COLUMBIA — The annual Rakers Center health care program, created by the Rural Health Centers of Maine, served about 600 people, while a new emergency food program served more than 800 during the first three weeks of the 1994 wild blueberry harvest.
The medical staff, which worked out of the Rural Health Centers’ new $180,000 motorized mobile clinic, was kept busy by providing health care services to a total of 549 migrant farm workers and their families.
“Although our small clinic served an average of 20 to 25 people each day from July 26 through Aug. 24, most of the service was required after the first week of the harvest,” said RHCM outreach worker Betty Grant of Columbia. “Our busiest time was our first night at the (Jasper Wyman Co’s.) C&D compound, when we processed 60 people.”
Five campgrounds on the county’s blueberry barrens were visited from 2 to 8 p.m. daily by the mobile unit, as a supplement to the unit’s service in the Raker Center’s parking lot.
Among the variety of health services dispensed, Grant said, were examinations for high and low blood pressure, diabetes and muscle strains. “We issued a lot of elastic bandages to those who were experiencing tendinitis in their wrists.”
According to Joan Mackie of Harrington, director of the Rakers Center that was established at the Columbia Town Hall, one of Grant’s responsibilities was that of bringing people to appropriate health care professionals at Down East Community Hospital in Machias, and to other facilities. “Grant brought several people to our Harrington Family Health Care Center, where they received emergency dental care from our resident dentist, Dr. Stephen Moon,” Mackie said.

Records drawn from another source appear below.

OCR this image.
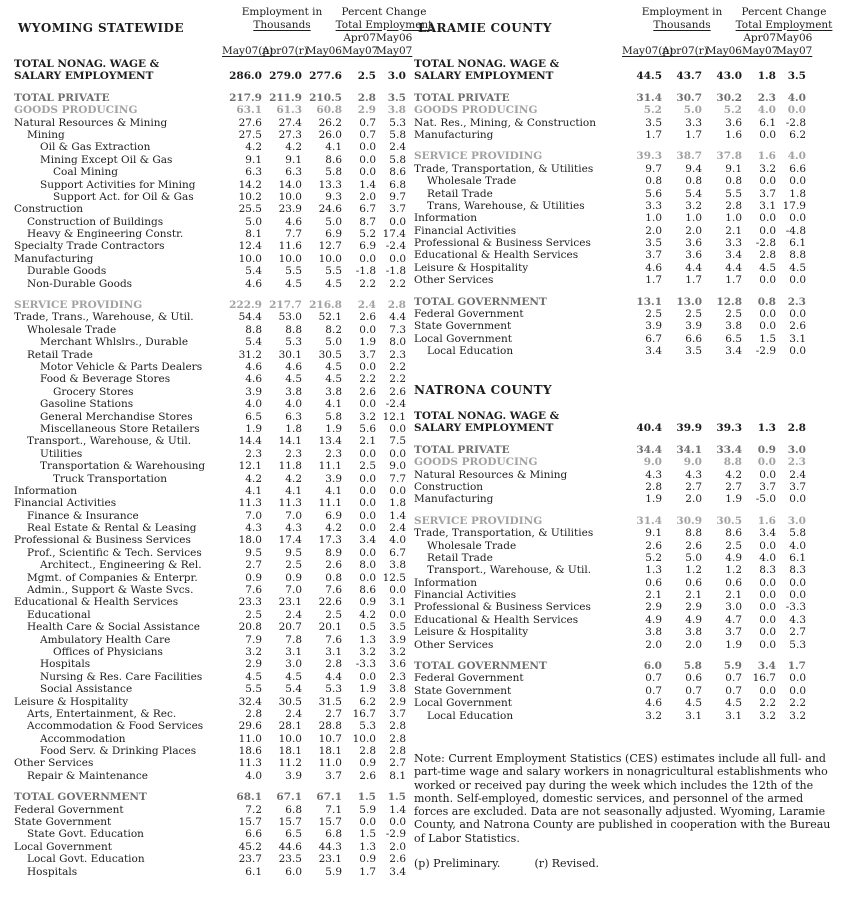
WYOMING STATEWIDE
Employment in
Thousands
Percent Change
Total Employment
Apr07 May06
May07(p)
Apr07(r)
May06 May07
May07
TOTAL NONAG. WAGE &
SALARY EMPLOYMENT	286.0 279.0 277.6	2.5	3.0
TOTAL PRIVATE	217.9 211.9 210.5	2.8	3.5
GOODS PRODUCING	63.1	61.3	60.8	2.9	3.8
Natural Resources & Mining	27.6	27.4	26.2	0.7	5.3
Mining	27.5	27.3	26.0	0.7	5.8
Oil & Gas Extraction	4.2	4.2	4.1	0.0	2.4
Mining Except Oil & Gas	9.1	9.1	8.6	0.0	5.8
Coal Mining	6.3	6.3	5.8	0.0	8.6
Support Activities for Mining	14.2	14.0	13.3	1.4	6.8
Support Act. for Oil & Gas	10.2	10.0	9.3	2.0	9.7
Construction	25.5	23.9	24.6	6.7	3.7
Construction of Buildings	5.0	4.6	5.0	8.7	0.0
Heavy & Engineering Constr.	8.1	7.7	6.9	5.2 17.4
Specialty Trade Contractors	12.4	11.6	12.7	6.9 -2.4
Manufacturing	10.0	10.0	10.0	0.0	0.0
Durable Goods	5.4	5.5	5.5	-1.8 -1.8
Non-Durable Goods	4.6	4.5	4.5	2.2	2.2
SERVICE PROVIDING	222.9 217.7 216.8	2.4	2.8
Trade, Trans., Warehouse, & Util.	54.4	53.0	52.1	2.6	4.4
Wholesale Trade	8.8	8.8	8.2	0.0	7.3
Merchant Whlslrs., Durable	5.4	5.3	5.0	1.9	8.0
Retail Trade	31.2	30.1	30.5	3.7	2.3
Motor Vehicle & Parts Dealers	4.6	4.6	4.5	0.0	2.2
Food & Beverage Stores	4.6	4.5	4.5	2.2	2.2
Grocery Stores	3.9	3.8	3.8	2.6	2.6
Gasoline Stations	4.0	4.0	4.1	0.0 -2.4
General Merchandise Stores	6.5	6.3	5.8	3.2 12.1
Miscellaneous Store Retailers	1.9	1.8	1.9	5.6	0.0
Transport., Warehouse, & Util.	14.4	14.1	13.4	2.1	7.5
Utilities	2.3	2.3	2.3	0.0	0.0
Transportation & Warehousing	12.1	11.8	11.1	2.5	9.0
Truck Transportation	4.2	4.2	3.9	0.0	7.7
Information	4.1	4.1	4.1	0.0	0.0
Financial Activities	11.3	11.3	11.1	0.0	1.8
Finance & Insurance	7.0	7.0	6.9	0.0	1.4
Real Estate & Rental & Leasing	4.3	4.3	4.2	0.0	2.4
Professional & Business Services	18.0	17.4	17.3	3.4	4.0
Prof., Scientific & Tech. Services	9.5	9.5	8.9	0.0	6.7
Architect., Engineering & Rel.	2.7	2.5	2.6	8.0	3.8
Mgmt. of Companies & Enterpr.	0.9	0.9	0.8	0.0 12.5
Admin., Support & Waste Svcs.	7.6	7.0	7.6	8.6	0.0
Educational & Health Services	23.3	23.1	22.6	0.9	3.1
Educational	2.5	2.4	2.5	4.2	0.0
Health Care & Social Assistance	20.8	20.7	20.1	0.5	3.5
Ambulatory Health Care	7.9	7.8	7.6	1.3	3.9
Offices of Physicians	3.2	3.1	3.1	3.2	3.2
Hospitals	2.9	3.0	2.8	-3.3	3.6
Nursing & Res. Care Facilities	4.5	4.5	4.4	0.0	2.3
Social Assistance	5.5	5.4	5.3	1.9	3.8
Leisure & Hospitality	32.4	30.5	31.5	6.2	2.9
Arts, Entertainment, & Rec.	2.8	2.4	2.7	16.7	3.7
Accommodation & Food Services	29.6	28.1	28.8	5.3	2.8
Accommodation	11.0	10.0	10.7	10.0	2.8
Food Serv. & Drinking Places	18.6	18.1	18.1	2.8	2.8
Other Services	11.3	11.2	11.0	0.9	2.7
Repair & Maintenance	4.0	3.9	3.7	2.6	8.1
TOTAL GOVERNMENT	68.1	67.1	67.1	1.5	1.5
Federal Government	7.2	6.8	7.1	5.9	1.4
State Government	15.7	15.7	15.7	0.0	0.0
State Govt. Education	6.6	6.5	6.8	1.5 -2.9
Local Government	45.2	44.6	44.3	1.3	2.0
Local Govt. Education	23.7	23.5	23.1	0.9	2.6
Hospitals	6.1	6.0	5.9	1.7	3.4
LARAMIE COUNTY
Employment in
Thousands
Percent Change
Total Employment
Apr07 May06
May07(p)
Apr07(r)
May06 May07
May07
TOTAL NONAG. WAGE &
SALARY EMPLOYMENT	44.5	43.7	43.0	1.8	3.5
TOTAL PRIVATE	31.4	30.7	30.2	2.3	4.0
GOODS PRODUCING	5.2	5.0	5.2	4.0	0.0
Nat. Res., Mining, & Construction	3.5	3.3	3.6	6.1 -2.8
Manufacturing	1.7	1.7	1.6	0.0	6.2
SERVICE PROVIDING	39.3	38.7	37.8	1.6	4.0
Trade, Transportation, & Utilities	9.7	9.4	9.1	3.2	6.6
Wholesale Trade	0.8	0.8	0.8	0.0	0.0
Retail Trade	5.6	5.4	5.5	3.7	1.8
Trans, Warehouse, & Utilities	3.3	3.2	2.8	3.1 17.9
Information	1.0	1.0	1.0	0.0	0.0
Financial Activities	2.0	2.0	2.1	0.0 -4.8
Professional & Business Services	3.5	3.6	3.3	-2.8	6.1
Educational & Health Services	3.7	3.6	3.4	2.8	8.8
Leisure & Hospitality	4.6	4.4	4.4	4.5	4.5
Other Services	1.7	1.7	1.7	0.0	0.0
TOTAL GOVERNMENT	13.1	13.0	12.8	0.8	2.3
Federal Government	2.5	2.5	2.5	0.0	0.0
State Government	3.9	3.9	3.8	0.0	2.6
Local Government	6.7	6.6	6.5	1.5	3.1
Local Education	3.4	3.5	3.4	-2.9	0.0
NATRONA COUNTY
TOTAL NONAG. WAGE &
SALARY EMPLOYMENT	40.4	39.9	39.3	1.3	2.8
TOTAL PRIVATE	34.4	34.1	33.4	0.9	3.0
GOODS PRODUCING	9.0	9.0	8.8	0.0	2.3
Natural Resources & Mining	4.3	4.3	4.2	0.0	2.4
Construction	2.8	2.7	2.7	3.7	3.7
Manufacturing	1.9	2.0	1.9	-5.0	0.0
SERVICE PROVIDING	31.4	30.9	30.5	1.6	3.0
Trade, Transportation, & Utilities	9.1	8.8	8.6	3.4	5.8
Wholesale Trade	2.6	2.6	2.5	0.0	4.0
Retail Trade	5.2	5.0	4.9	4.0	6.1
Transport., Warehouse, & Util.	1.3	1.2	1.2	8.3	8.3
Information	0.6	0.6	0.6	0.0	0.0
Financial Activities	2.1	2.1	2.1	0.0	0.0
Professional & Business Services	2.9	2.9	3.0	0.0 -3.3
Educational & Health Services	4.9	4.9	4.7	0.0	4.3
Leisure & Hospitality	3.8	3.8	3.7	0.0	2.7
Other Services	2.0	2.0	1.9	0.0	5.3
TOTAL GOVERNMENT	6.0	5.8	5.9	3.4	1.7
Federal Government	0.7	0.6	0.7	16.7	0.0
State Government	0.7	0.7	0.7	0.0	0.0
Local Government	4.6	4.5	4.5	2.2	2.2
Local Education	3.2	3.1	3.1	3.2	3.2
Note: Current Employment Statistics (CES) estimates include all full- and part-time wage and salary workers in nonagricultural establishments who worked or received pay during the week which includes the 12th of the month. Self-employed, domestic services, and personnel of the armed forces are excluded. Data are not seasonally adjusted. Wyoming, Laramie County, and Natrona County are published in cooperation with the Bureau of Labor Statistics.
(p) Preliminary.	(r) Revised.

The mobile unit was staffed by a medical director, Dr. Armand Auger; Dr. Scott Stylos; and Persis Hope, a family nurse practitioner. Also, the Augusta-based Maine Dartmouth Residency Program for doctors participated in the annual service to farm workers.
Although the health care staff treated fewer eye injuries this year, many other problems remained high, Grant said. She included venereal disease among the more frequent problems. Some people were treated for tuberculosis and AIDS.
One of the more traumatic experiences for health care professionals involved a Hispanic woman who gave birth to a premature baby in the parking lot of Down East Community Hospital at Machias. The mother and infant were later transferred to Eastern Maine Medical Center at Bangor. “Also, four women from migrant families experienced miscarriages during the 30 days that the Rakers Center operated.
Final statistics on the health care program were unavailable Monday from Dan Crocker of RHCM at Manchester.
Of the 1,337 people who registered at the migrant Rakers Center, 60 percent (801) were American Indians; 21 percent (286) were Hispanics, including Hatians; and 19 percent (250) were caucasian Americans.
In addition to the migrant farm workers who actually harvest the crop with hand-held rakes, blueberry growers hire more than 1,000 local people who either rake the crop or are involved in mechanical harvesting operations. Also, packing plants hire several hundred people who help process blueberries most of the year.
Grant, who wrapped up her 11th year as an outreach worker for RHCM, said she has seen the quality and extent of health care upgraded each year. However, the number of migrants has been slipping. About 700 migrants were served last year.
A new dimension of Grant’s outreach service this year was an emergency food program that served 861 people “out of the back of my pickup,” she said. The emergency foods, including canned peaches, pears, vegetables and a weekly donation of bread from a store in Ellsworth, were prepackaged in cardboard boxes at the center.